Tamiflu psychosis

Just when AARP magazine and so many other highly respected and widely read publications publish articles on pandemic flu planning for personal homes, plus bad news. This news is not for publications, nor for your readers, but for authors who have linked your name to poorly researched advice. On November 14, 2006, the US Food and Drug Administration (FDA) and Roche Laboratories, Inc., maker of Tamiflu, announced that new labeling would be provided for this highly publicized pandemic influenza drug.
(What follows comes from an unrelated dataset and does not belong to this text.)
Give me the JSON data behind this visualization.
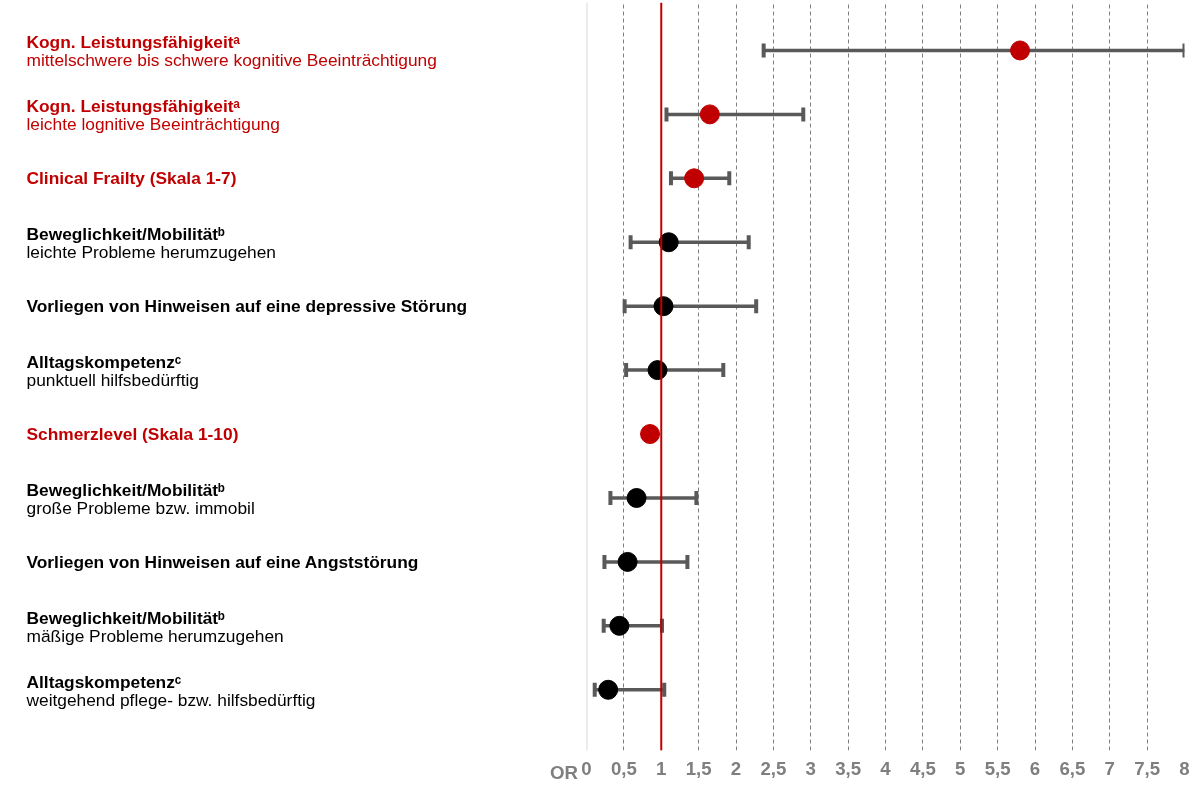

It turns out that Tamiflu is just one more drug to be added to the long list of drugs recently implicated in “self-harm” (suicide) and other psychiatric side effects.

While the data is not entirely clear as to how much of the hallucinations and confusion associated with the administration of Tamiflu in the Far East is related to influenza and how much is directly related to the drug, several things are clear.

1. Those who received Tamiflu are much more likely to exhibit “abnormal behavior” and “self-harm” than those who have not received the drug.

2. The likelihood of having these side effects increases as the dose increases and the length of time the drug is taken increases.

Tamiflu is one of two drugs available for the treatment of pandemic influenza. Unfortunately, the pandemic strain currently being studied in Asia (H5: N1) already shows resistance to normal doses of Tamiflu. In fact, in recent cases the dose of Tamiflu has had to be doubled and the duration of treatment has also doubled. To further complicate this fact, there is a need in these cases to add the second drug against pandemic influenza, also in double dose and double treatment duration.

What does this mean for psychiatric side effects? It means that these side effects will increase, if not arithmatically, then legally. In other words, the side effects may not only double, but quadruple or more.

Common sense and good science are at stake for alarmists who encourage the general public to stock up on Tamiflu or any other drug. Storing medications “just in case” is always a bad idea. Most simple infections are now resistant to basic antibiotics because patients have accumulated “leftover” antibiotics from previous infections and started them on their own. For too many decades, doctors have sent patients home with antibiotics “just in case” for the “next time” they get sick. This technique is lazy and it is the medical profession that is responsible for the problems we now see as a result of this lazy approach to healthcare.

What is surprising is that the American public stands up for it. If you took your car to your favorite mechanic to have the oil changed and he sent you home with an extra box of oil “just in case,” you would change mechanics. If you went to your favorite hairdresser for a color and style, and she sent you home with an extra pair of scissors “just in case” you would quickly switch stylists or at least think she was crazy. This style of medical practice was born out of the same medical arrogance that allowed doctors to think they were “gods” and should have died with that mindset. The most recent announcements from the US Food and Drug Administration on the risks of psychiatric side effects in Tamiflu only point to the dangers of a good medication taken the wrong way or for the wrong indication. Prescribing any medication is a balance of risks and benefits, and by balancing the risks and benefits, we can all use good advice, doctors and patients alike.